Possibly the most vivid example of taking the outside view that I’ve seen comes from Ferrett Steinmetz:

I was suicidally down yesterday for no reason except brain chemistry, waking up with the belief that everyone I knew would be much better off if I killed myself. And I did my usual ration-checks to see if what depression was saying was correct – because, like bullies, occasionally the cruel will tell you what the kind will not. So I looked at the evidence.

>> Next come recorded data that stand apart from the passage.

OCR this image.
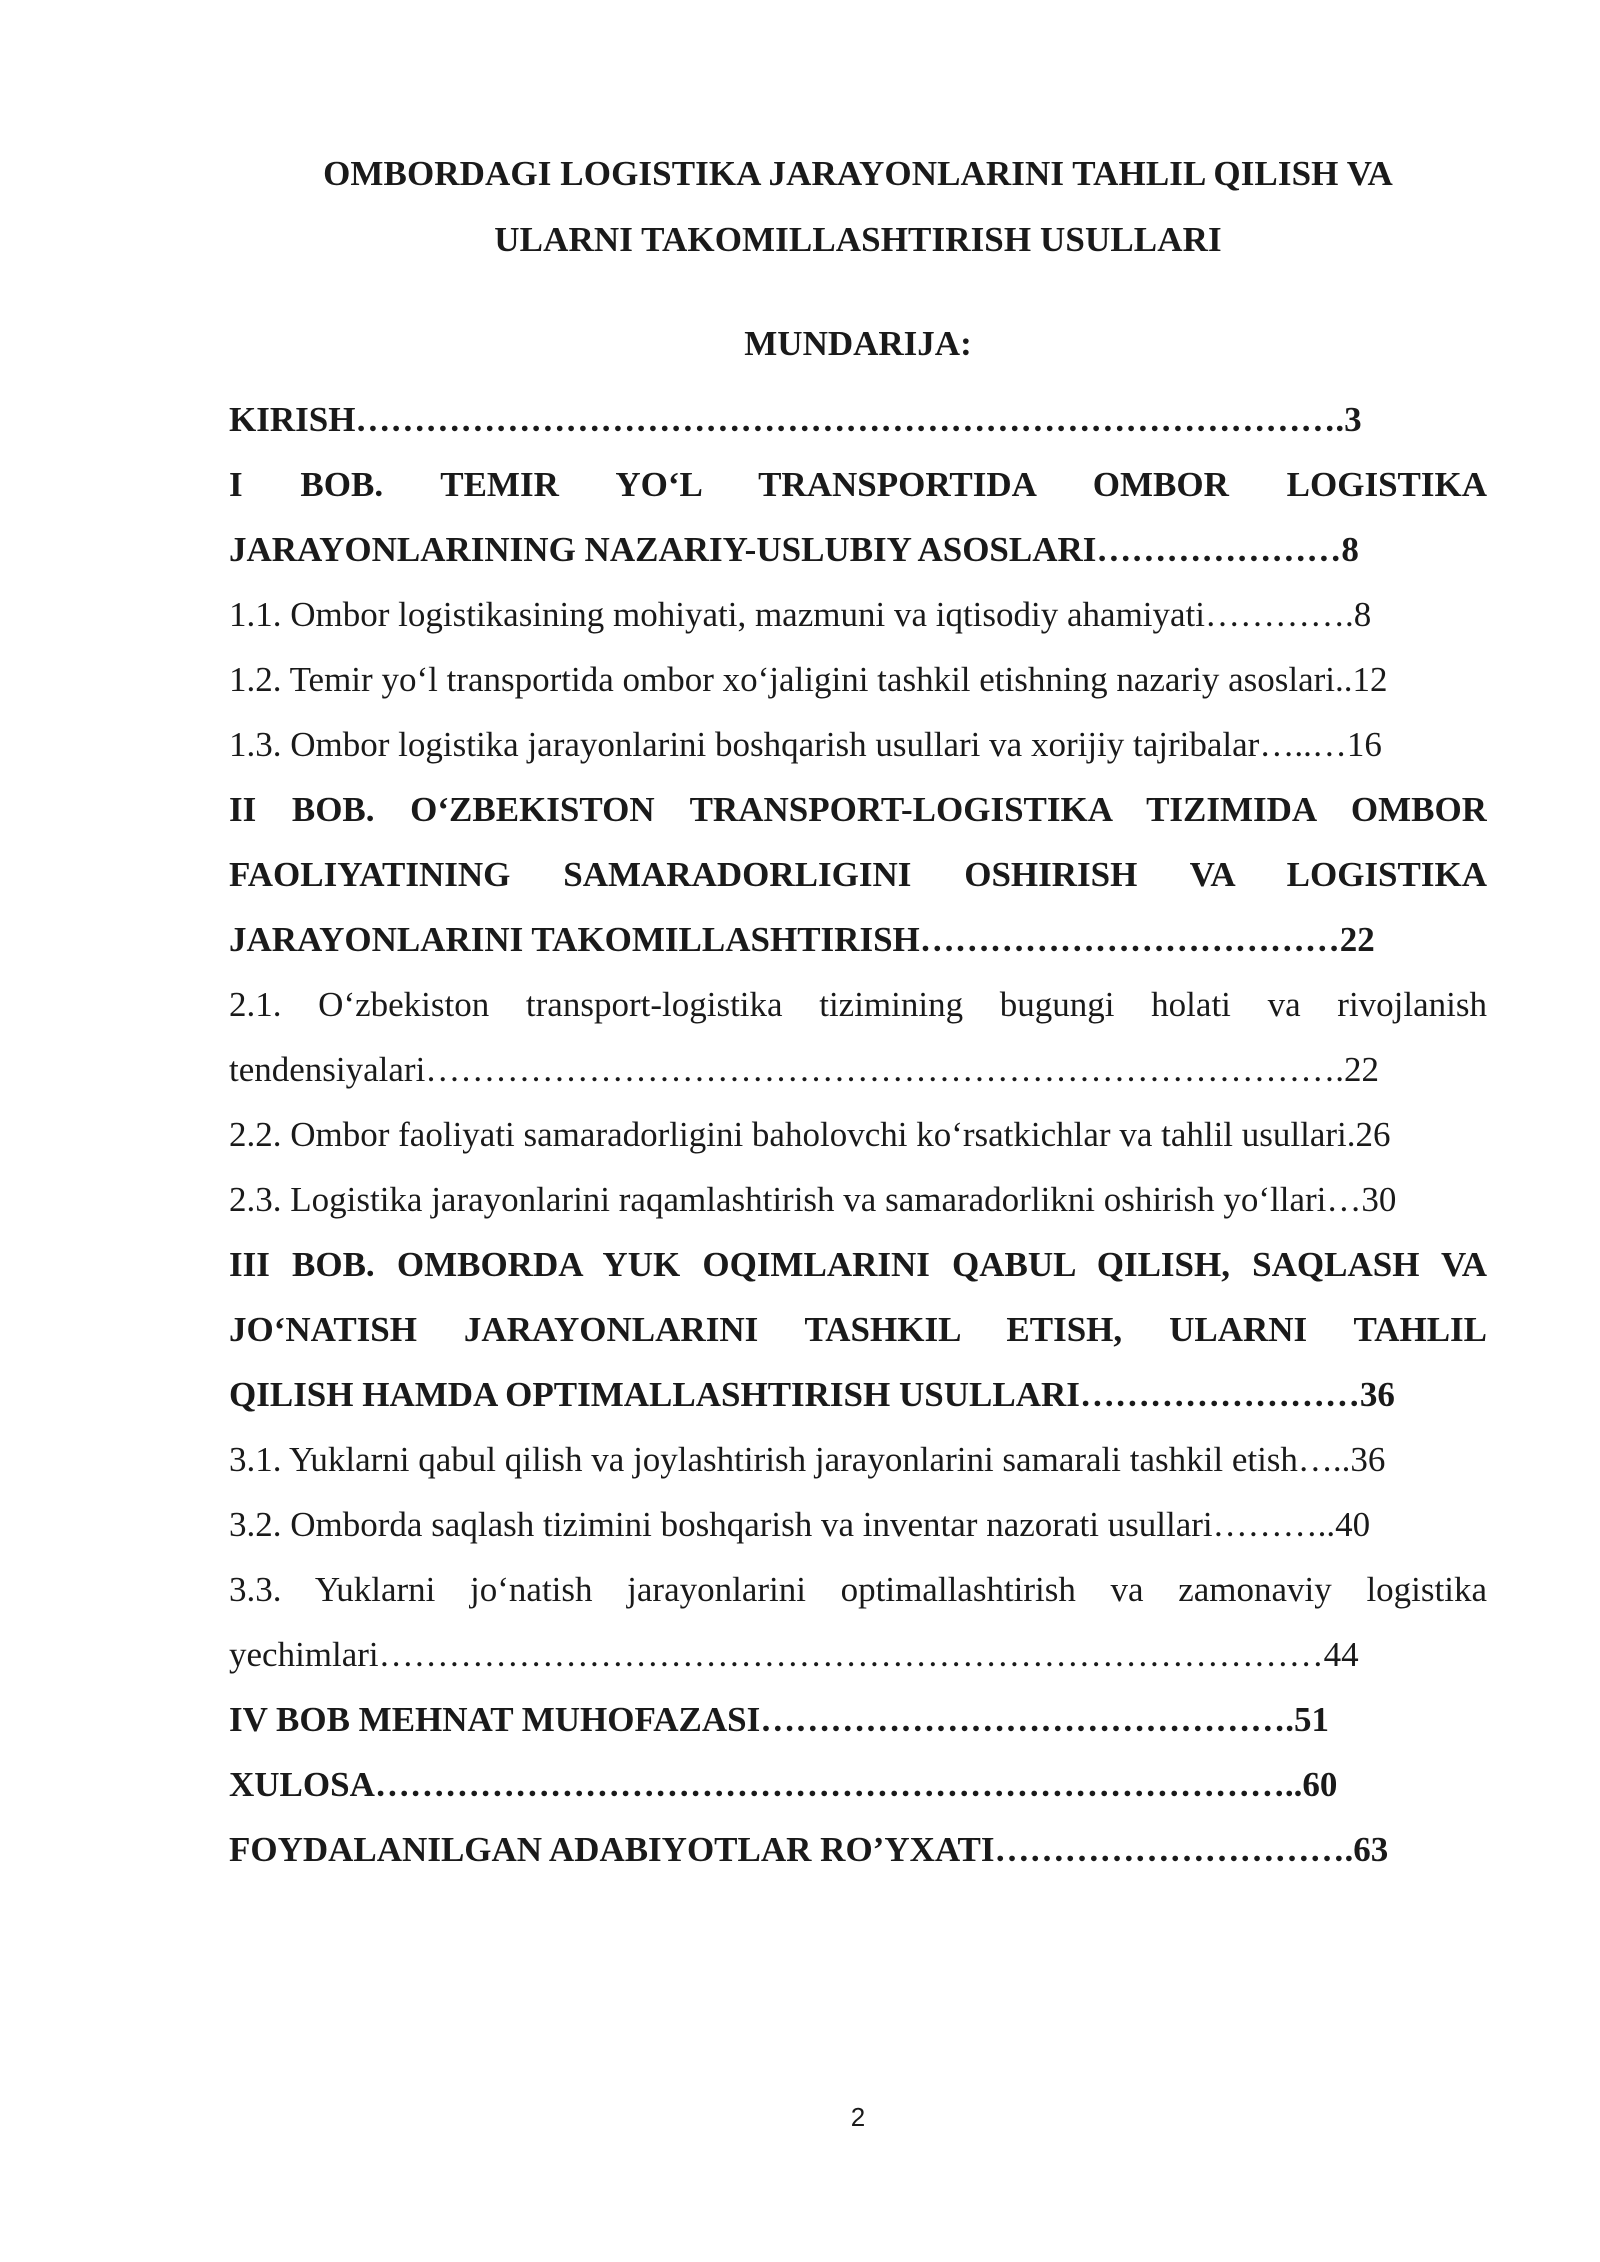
OMBORDAGI LOGISTIKA JARAYONLARINI TAHLIL QILISH VA
ULARNI TAKOMILLASHTIRISH USULLARI
MUNDARIJA:
KIRISH………………………………………………………………………….3
I BOB. TEMIR YO‘L TRANSPORTIDA OMBOR LOGISTIKA
JARAYONLARINING NAZARIY-USLUBIY ASOSLARI…………………8
1.1. Ombor logistikasining mohiyati, mazmuni va iqtisodiy ahamiyati………….8
1.2. Temir yo‘l transportida ombor xo‘jaligini tashkil etishning nazariy asoslari..12
1.3. Ombor logistika jarayonlarini boshqarish usullari va xorijiy tajribalar…..…16
II BOB. O‘ZBEKISTON TRANSPORT-LOGISTIKA TIZIMIDA OMBOR
FAOLIYATINING SAMARADORLIGINI OSHIRISH VA LOGISTIKA
JARAYONLARINI TAKOMILLASHTIRISH………………………………22
2.1. O‘zbekiston transport-logistika tizimining bugungi holati va rivojlanish
tendensiyalari…………………………………………………………………….22
2.2. Ombor faoliyati samaradorligini baholovchi ko‘rsatkichlar va tahlil usullari.26
2.3. Logistika jarayonlarini raqamlashtirish va samaradorlikni oshirish yo‘llari…30
III BOB. OMBORDA YUK OQIMLARINI QABUL QILISH, SAQLASH VA
JO‘NATISH JARAYONLARINI TASHKIL ETISH, ULARNI TAHLIL
QILISH HAMDA OPTIMALLASHTIRISH USULLARI……………………36
3.1. Yuklarni qabul qilish va joylashtirish jarayonlarini samarali tashkil etish…..36
3.2. Omborda saqlash tizimini boshqarish va inventar nazorati usullari………..40
3.3. Yuklarni jo‘natish jarayonlarini optimallashtirish va zamonaviy logistika
yechimlari………………………………………………………………………44
IV BOB MEHNAT MUHOFAZASI……………………………………….51
XULOSA……………………………………………………………………..60
FOYDALANILGAN ADABIYOTLAR RO’YXATI………………………….63
2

What the evidence told me was that as a polyamorous man, I had several women who loved me deeply, women who had the choice of other partners and yet still cared about me enough to send me texts and emails, and this should be evidence that I was not a worthless human being. At which point my depression started in on me: See? All these women who love you, and you just write them off. That’s how selfish you are, ignoring the adoration of these women. You’re such a self-centered asshole, you should kill yourself.

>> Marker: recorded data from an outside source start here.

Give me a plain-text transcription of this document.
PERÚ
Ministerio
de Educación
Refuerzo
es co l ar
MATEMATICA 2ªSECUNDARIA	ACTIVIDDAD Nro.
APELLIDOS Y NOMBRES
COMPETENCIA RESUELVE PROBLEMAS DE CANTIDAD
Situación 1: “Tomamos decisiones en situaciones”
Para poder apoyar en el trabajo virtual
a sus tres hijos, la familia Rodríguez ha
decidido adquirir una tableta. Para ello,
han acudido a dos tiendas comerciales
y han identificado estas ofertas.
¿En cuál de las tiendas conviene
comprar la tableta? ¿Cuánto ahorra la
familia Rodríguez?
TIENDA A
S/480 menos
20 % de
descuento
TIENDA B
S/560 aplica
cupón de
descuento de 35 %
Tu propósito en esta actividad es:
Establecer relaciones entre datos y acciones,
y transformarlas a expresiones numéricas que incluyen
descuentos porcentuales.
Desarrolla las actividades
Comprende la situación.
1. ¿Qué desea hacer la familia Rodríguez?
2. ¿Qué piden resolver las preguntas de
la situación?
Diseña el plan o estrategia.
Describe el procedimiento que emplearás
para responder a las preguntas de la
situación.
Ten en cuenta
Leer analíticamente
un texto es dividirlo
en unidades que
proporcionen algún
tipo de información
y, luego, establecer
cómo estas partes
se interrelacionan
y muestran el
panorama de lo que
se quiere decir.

Fortunately, I knew my old adversary well enough to understand where it was leading me. I stepped away from the self-destructive sequence my depression was trying to guide me down, recognizing that when I’m in this mood every path goes straight to off-yourself-ville, and understood that the facts would have to be enough.

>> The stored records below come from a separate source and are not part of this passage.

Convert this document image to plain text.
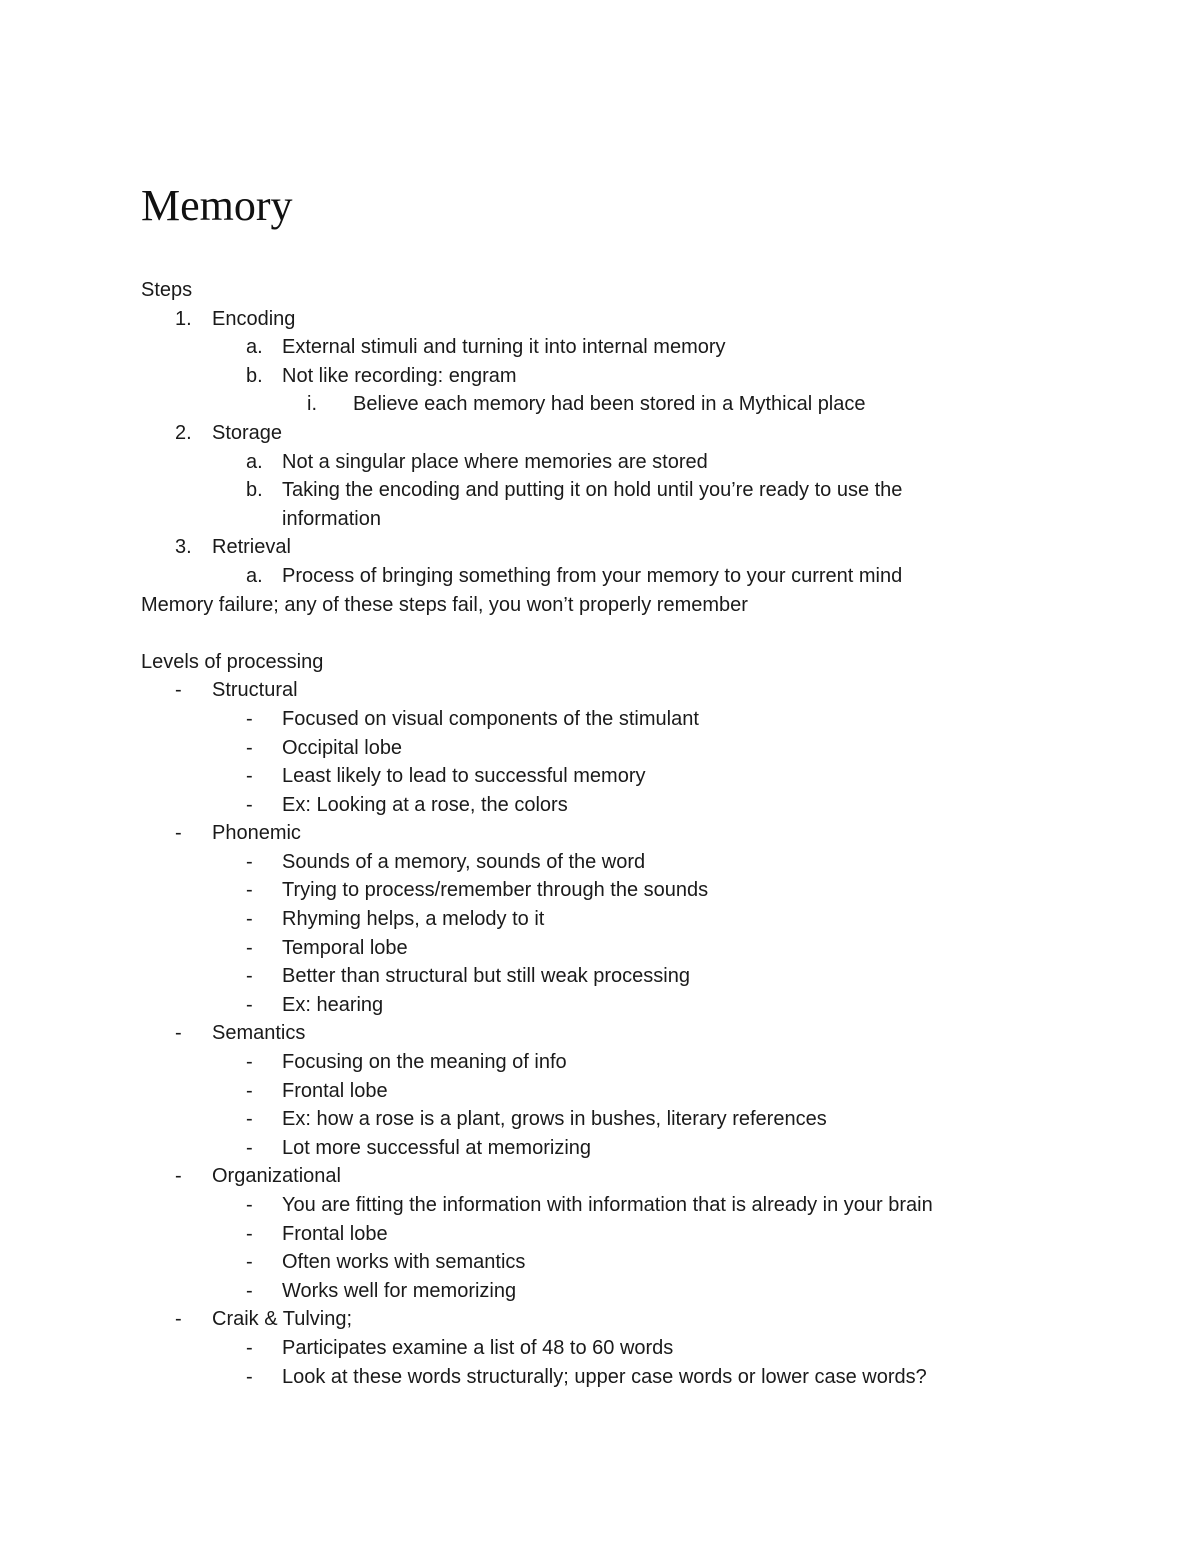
Memory
Steps
1. Encoding
a. External stimuli and turning it into internal memory
b. Not like recording: engram
i. Believe each memory had been stored in a Mythical place
2. Storage
a. Not a singular place where memories are stored
b. Taking the encoding and putting it on hold until you’re ready to use the
information
3. Retrieval
a. Process of bringing something from your memory to your current mind
Memory failure; any of these steps fail, you won’t properly remember
Levels of processing
- Structural
- Focused on visual components of the stimulant
- Occipital lobe
- Least likely to lead to successful memory
- Ex: Looking at a rose, the colors
- Phonemic
- Sounds of a memory, sounds of the word
- Trying to process/remember through the sounds
- Rhyming helps, a melody to it
- Temporal lobe
- Better than structural but still weak processing
- Ex: hearing
- Semantics
- Focusing on the meaning of info
- Frontal lobe
- Ex: how a rose is a plant, grows in bushes, literary references
- Lot more successful at memorizing
- Organizational
- You are fitting the information with information that is already in your brain
- Frontal lobe
- Often works with semantics
- Works well for memorizing
- Craik & Tulving;
- Participates examine a list of 48 to 60 words
- Look at these words structurally; upper case words or lower case words?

Depression is a bully in that it’s fundamentally out to destroy you. You can’t quite get away from him, like any good bully; the best you can do is come to an understanding that this is unpleasant, but it’s nothing you should take too personally. And hope, one day, that you’ll become strong enough to walk away.

Major depression is the extreme case. If your depression is serious enough, your brain is broken. The mechanisms which would usually kick in when you were doing something wrong will be engaged even when you’re doing nothing wrong, and they will be in overdrive, taking apart everything in your life in order to find ways by which you are screwing up.

But you don’t have to believe them. You can realize that the thoughts that pop up in your mind aren’t based on reality, and that you don’t have to act on the basis of them. It won’t stop you from feeling miserable, but it might stop you from feeling even worse.

Edited to add: Of course, it’s also possible to use this view for self-deception. Maybe we’re deceiving ourselves about how our lives are going, and that self-deception will persist if we try to examine it while in a neutral emotional state. Perhaps it is only when we fail badly enough to get a strong negative emotion that the barriers of self-deception break, and we will be mistaken to dismiss our thoughts in those states because they don’t seem reasonable in other emotional states. When you use this technique, be careful to make sure that you are actually genuinely curious about what your emotions are telling you. Don’t just come up with excuses for ignoring them, ask whether you should ignore them or listen to them.

References

1: Clore, G.L. & Gasper, K., & Garvin, E. (2001). Affect as information. In J.P. Forgas (Ed.), Handbook of affect and social cognition (pp. 121–144). Mahwah, NJ: Erlbaum.

2: Schwarz, N. (2010) Feelings as information. In Van Lange, P. & Kruglanski, A. & Higgins, E.T. (Eds.), Handbook of theories of social psychology, Sange.

3: Kahneman, D. & Lovallo, D. (1993) Timid Choices and Bold Forecasts: A Cognitive Perspective on Risk Taking. Management Science, vol. 39, no. 1.